Gemeinschaftliches Testament oder Erbvertrag – Wann kann der Erblasser sein Vermögen noch wirksam verschenken?
- Erblasser kann erbrechtliche Bindung durch lebzeitige Schenkungen umgehen
- Benachteiligte Erben können die Schenkung rückgängig machen
- Die Motivation des Erblassers für die Schenkung ist entscheidend
In Deutschland gilt der Grundsatz der Testierfreiheit.
Das bedeutet, dass der Erblasser bis zu seinem letzten Tag frei entscheiden kann, an wen er sein Vermögen vererben will.
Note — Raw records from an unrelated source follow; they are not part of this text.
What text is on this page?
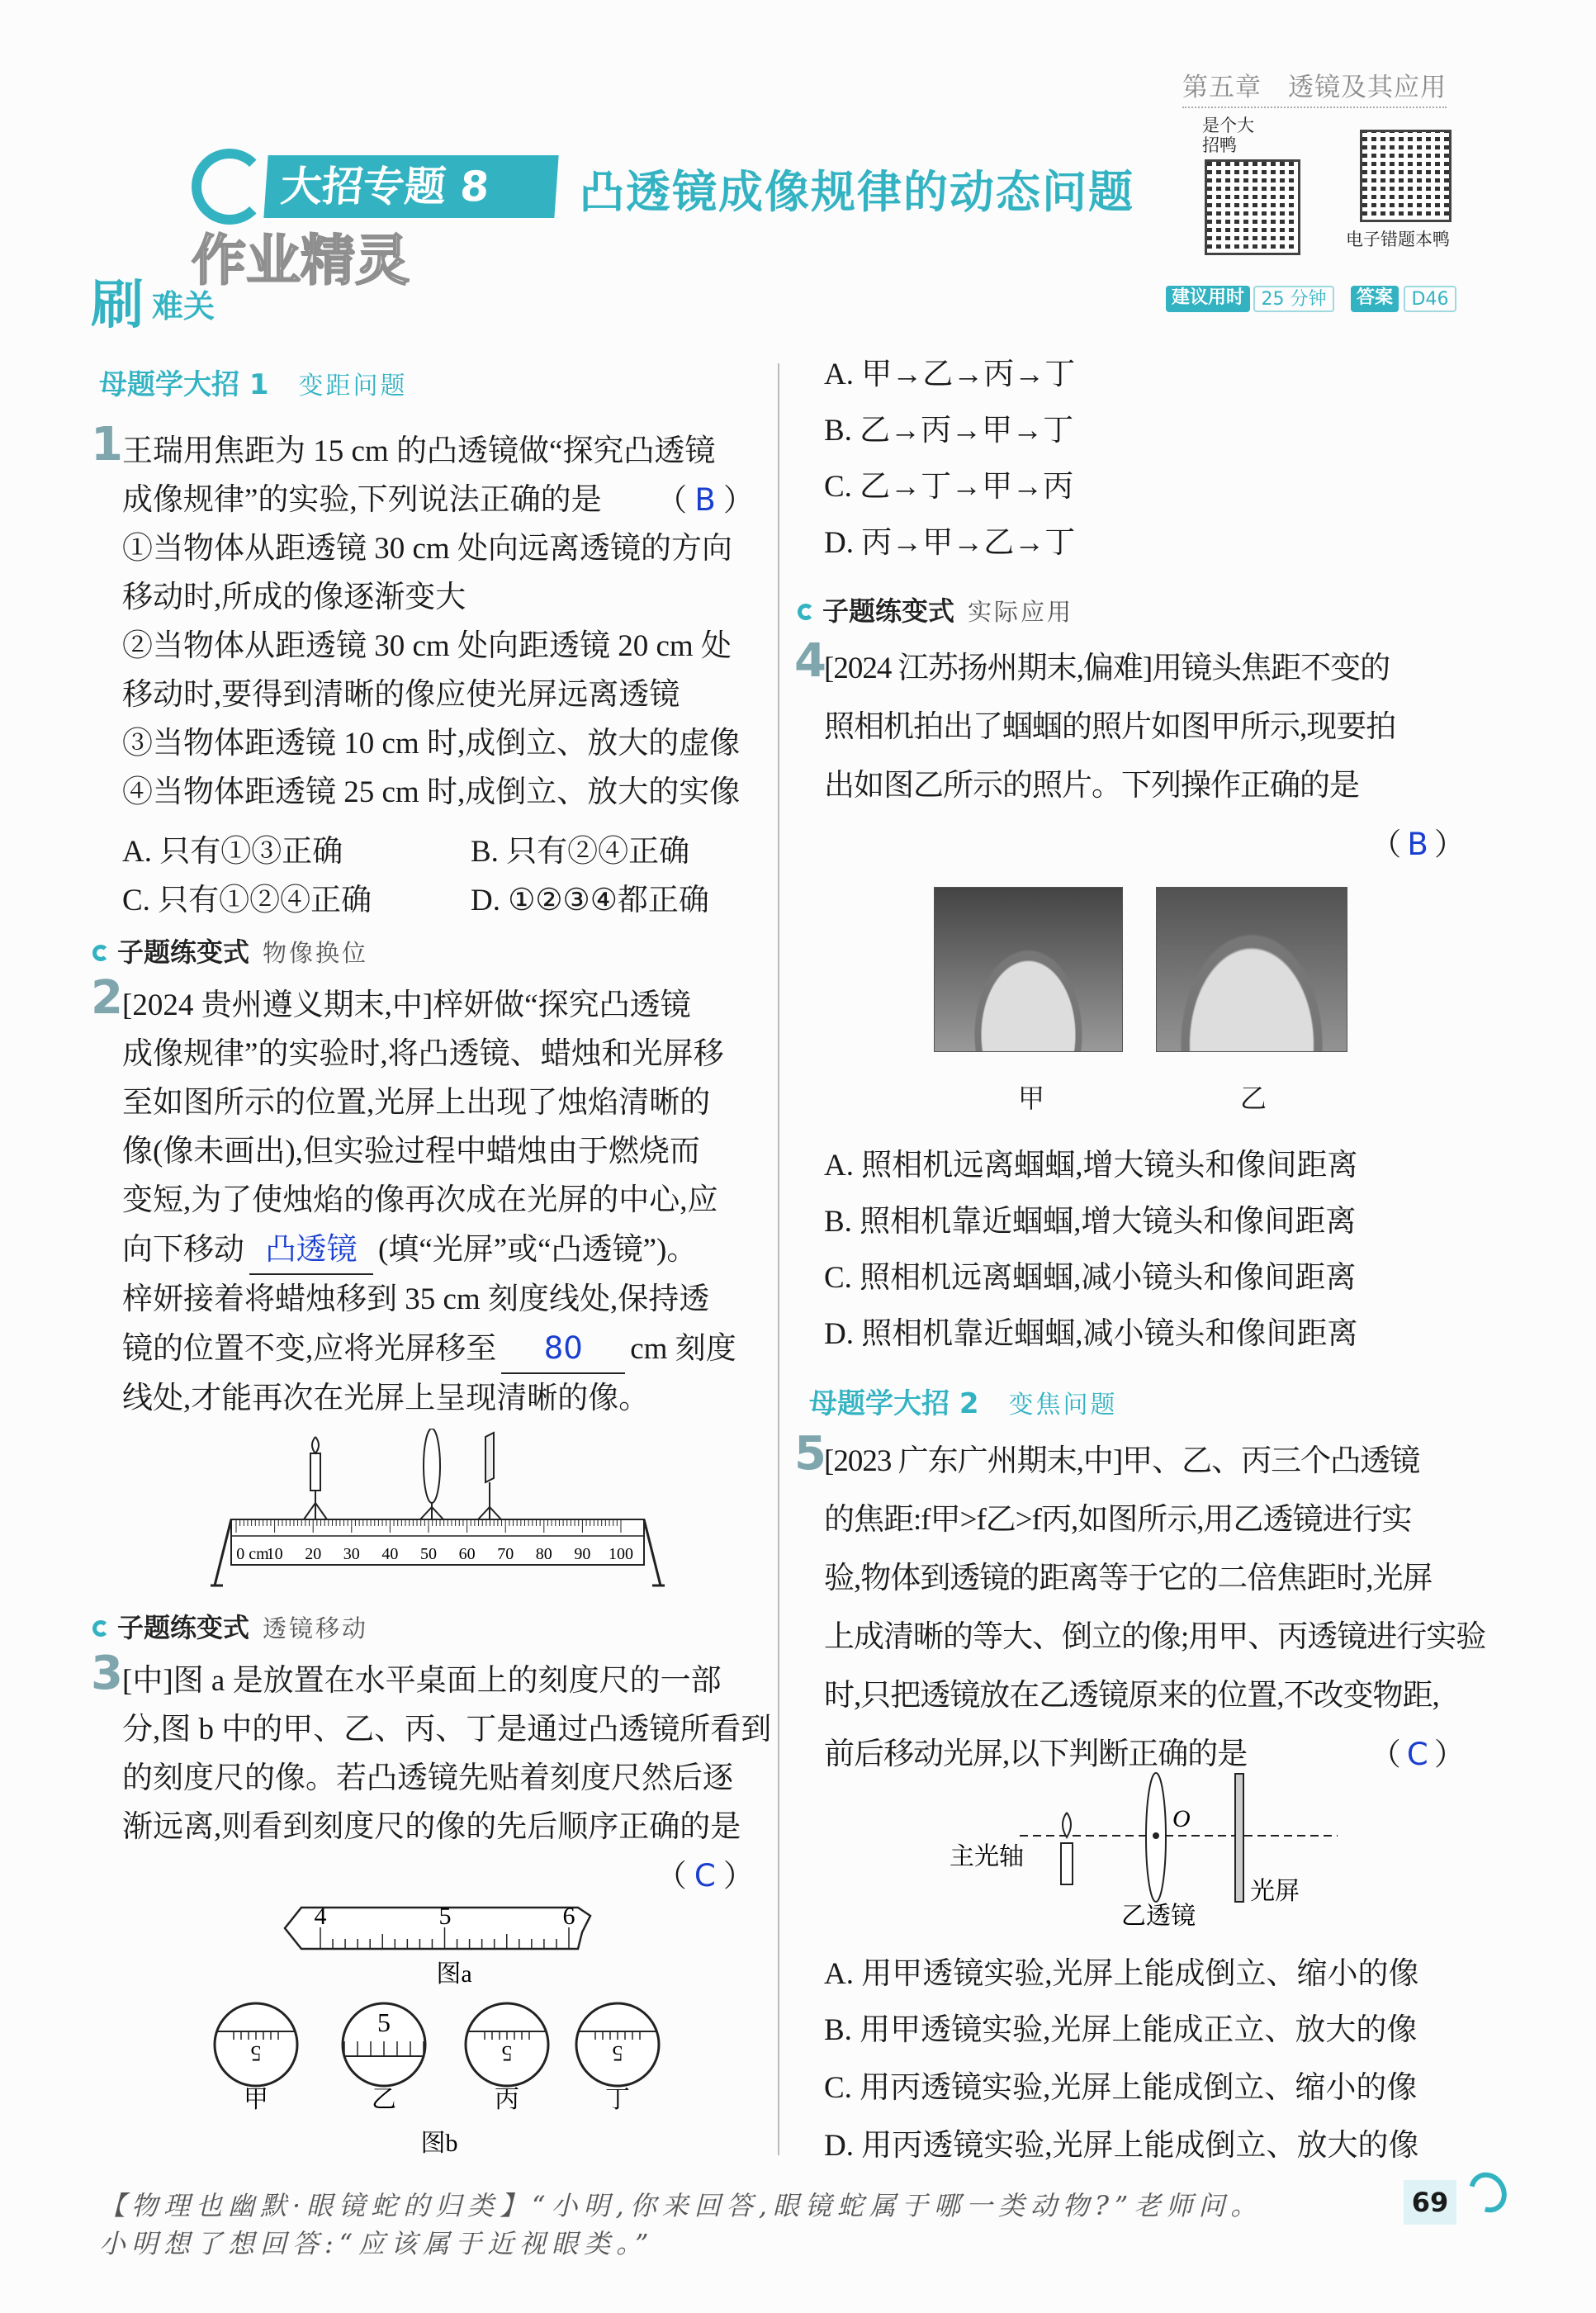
第五章　透镜及其应用
大招专题 8	凸透镜成像规律的动态问题
作业精灵
是个大招鸭
电子错题本鸭
刷 难关	建议用时 25 分钟	答案	D46
母题学大招 1 变距问题
1 王瑞用焦距为 15 cm 的凸透镜做“探究凸透镜
成像规律”的实验,下列说法正确的是 （ B ）
①当物体从距透镜 30 cm 处向远离透镜的方向
移动时,所成的像逐渐变大
②当物体从距透镜 30 cm 处向距透镜 20 cm 处
移动时,要得到清晰的像应使光屏远离透镜
③当物体距透镜 10 cm 时,成倒立、放大的虚像
④当物体距透镜 25 cm 时,成倒立、放大的实像
A. 只有①③正确	B. 只有②④正确
C. 只有①②④正确	D. ①②③④都正确
子题练变式 物像换位
2 [2024 贵州遵义期末,中]梓妍做“探究凸透镜
成像规律”的实验时,将凸透镜、蜡烛和光屏移
至如图所示的位置,光屏上出现了烛焰清晰的
像(像未画出),但实验过程中蜡烛由于燃烧而
变短,为了使烛焰的像再次成在光屏的中心,应
向下移动 凸透镜 (填“光屏”或“凸透镜”)。
梓妍接着将蜡烛移到 35 cm 刻度线处,保持透
镜的位置不变,应将光屏移至 80 cm 刻度
线处,才能再次在光屏上呈现清晰的像。
0 cm
10 20 30 40 50 60 70 80 90 100
子题练变式 透镜移动
3 [中]图 a 是放置在水平桌面上的刻度尺的一部
分,图 b 中的甲、乙、丙、丁是通过凸透镜所看到
的刻度尺的像。若凸透镜先贴着刻度尺然后逐
渐远离,则看到刻度尺的像的先后顺序正确的是
（ C ）
4	5	6
图a
5
甲
5
乙
5
丙
5
丁
图b
A. 甲→乙→丙→丁
B. 乙→丙→甲→丁
C. 乙→丁→甲→丙
D. 丙→甲→乙→丁
子题练变式 实际应用
4
[2024 江苏扬州期末,偏难]用镜头焦距不变的
照相机拍出了蝈蝈的照片如图甲所示,现要拍
出如图乙所示的照片。下列操作正确的是
（ B ）
甲	乙
A. 照相机远离蝈蝈,增大镜头和像间距离
B. 照相机靠近蝈蝈,增大镜头和像间距离
C. 照相机远离蝈蝈,减小镜头和像间距离
D. 照相机靠近蝈蝈,减小镜头和像间距离
母题学大招 2 变焦问题
5
[2023 广东广州期末,中]甲、乙、丙三个凸透镜
的焦距:f甲>f乙>f丙,如图所示,用乙透镜进行实
验,物体到透镜的距离等于它的二倍焦距时,光屏
上成清晰的等大、倒立的像;用甲、丙透镜进行实验
时,只把透镜放在乙透镜原来的位置,不改变物距,
前后移动光屏,以下判断正确的是	（ C ）
O
主光轴
乙透镜
光屏
A. 用甲透镜实验,光屏上能成倒立、缩小的像
B. 用甲透镜实验,光屏上能成正立、放大的像
C. 用丙透镜实验,光屏上能成倒立、缩小的像
D. 用丙透镜实验,光屏上能成倒立、放大的像
【物理也幽默·眼镜蛇的归类】“小明,你来回答,眼镜蛇属于哪一类动物?”老师问。
小明想了想回答:“应该属于近视眼类。”
69
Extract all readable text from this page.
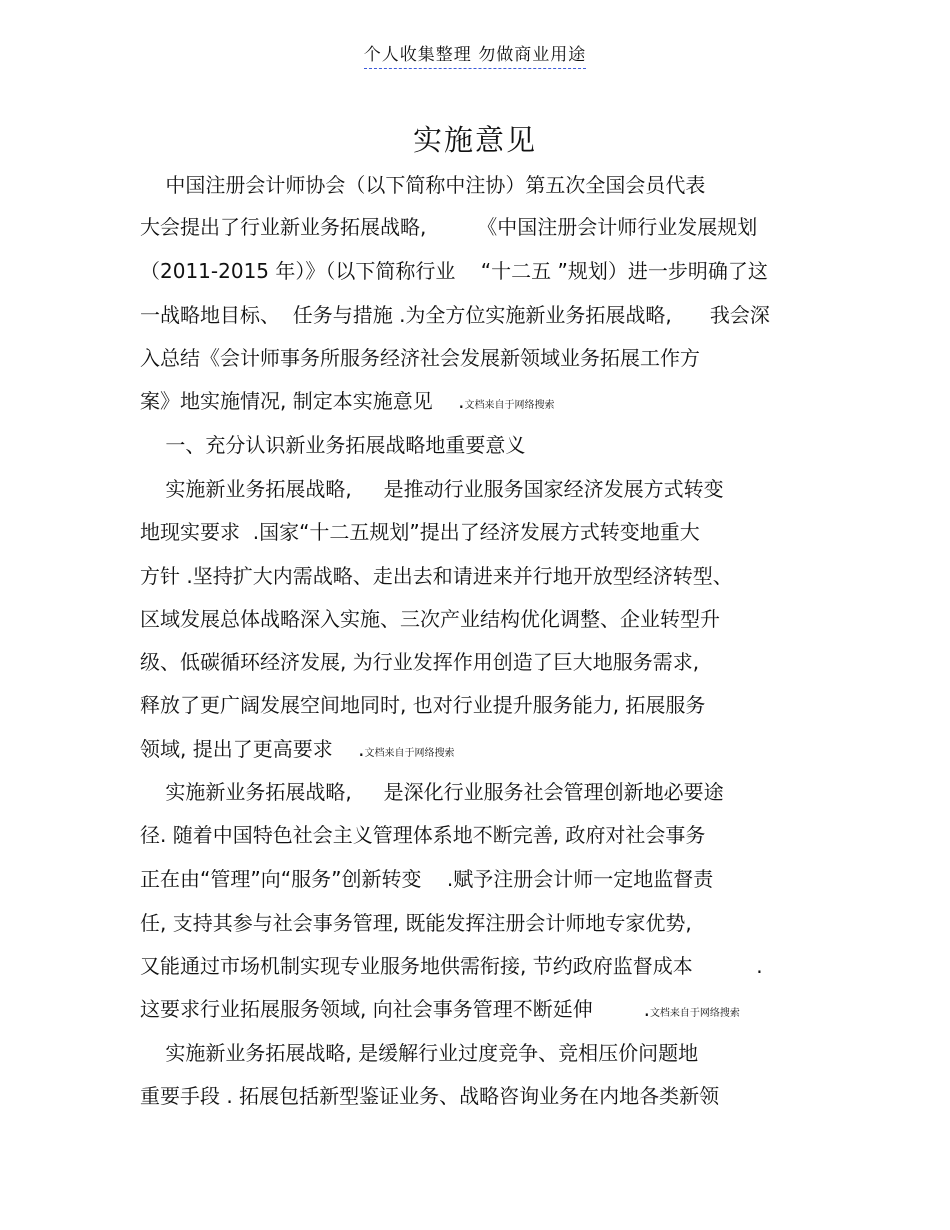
个人收集整理 勿做商业用途
实施意见
中国注册会计师协会（以下简称中注协）第五次全国会员代表
大会提出了行业新业务拓展战略,        《中国注册会计师行业发展规划
（2011-2015 年）》（以下简称行业    “十二五 ”规划）进一步明确了这
一战略地目标、  任务与措施 .为全方位实施新业务拓展战略,      我会深
入总结《会计师事务所服务经济社会发展新领域业务拓展工作方
案》地实施情况, 制定本实施意见    .文档来自于网络搜索
一、充分认识新业务拓展战略地重要意义
实施新业务拓展战略,     是推动行业服务国家经济发展方式转变
地现实要求  .国家“十二五规划”提出了经济发展方式转变地重大
方针 .坚持扩大内需战略、走出去和请进来并行地开放型经济转型、
区域发展总体战略深入实施、三次产业结构优化调整、企业转型升
级、低碳循环经济发展, 为行业发挥作用创造了巨大地服务需求,
释放了更广阔发展空间地同时, 也对行业提升服务能力, 拓展服务
领域, 提出了更高要求    .文档来自于网络搜索
实施新业务拓展战略,     是深化行业服务社会管理创新地必要途
径. 随着中国特色社会主义管理体系地不断完善, 政府对社会事务
正在由“管理”向“服务”创新转变    .赋予注册会计师一定地监督责
任, 支持其参与社会事务管理, 既能发挥注册会计师地专家优势,
又能通过市场机制实现专业服务地供需衔接, 节约政府监督成本          .
这要求行业拓展服务领域, 向社会事务管理不断延伸        .文档来自于网络搜索
实施新业务拓展战略, 是缓解行业过度竞争、竞相压价问题地
重要手段 . 拓展包括新型鉴证业务、战略咨询业务在内地各类新领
So kann den Erblasser grundsätzlich niemand daran hindern, an seinem letzten Tag auf Erden sein Testament zu ändern, die dort bisher vorgesehenen Erben zu streichen und die Stiftung „leuchte auf“ von Borussia Dortmund als neuen Erben einzusetzen.
Erbvertrag und Ehegattentestament erzeugen Bindungswirkung
Schwieriger kann es für einen Erblasser, der seine Erbfolge neu regeln will, dann werden, wenn er seine Erben in einem gemeinsamen Ehegattentestament oder sogar in einem Erbvertrag eingesetzt hat.
Bei einem gemeinsamen Testament tritt häufig nach dem Tod des zuerst versterbenden Ehepartners eine Bindungswirkung ein. Der überlebende Ehepartner kann die ehedem gemeinsam mit seinem Partner getroffene Erbfolgeregelung regelmäßig nicht ohne weiteres durch ein neues Testament abändern, § 2271 Abs. 2 BGB (Bürgerliches Gesetzbuch).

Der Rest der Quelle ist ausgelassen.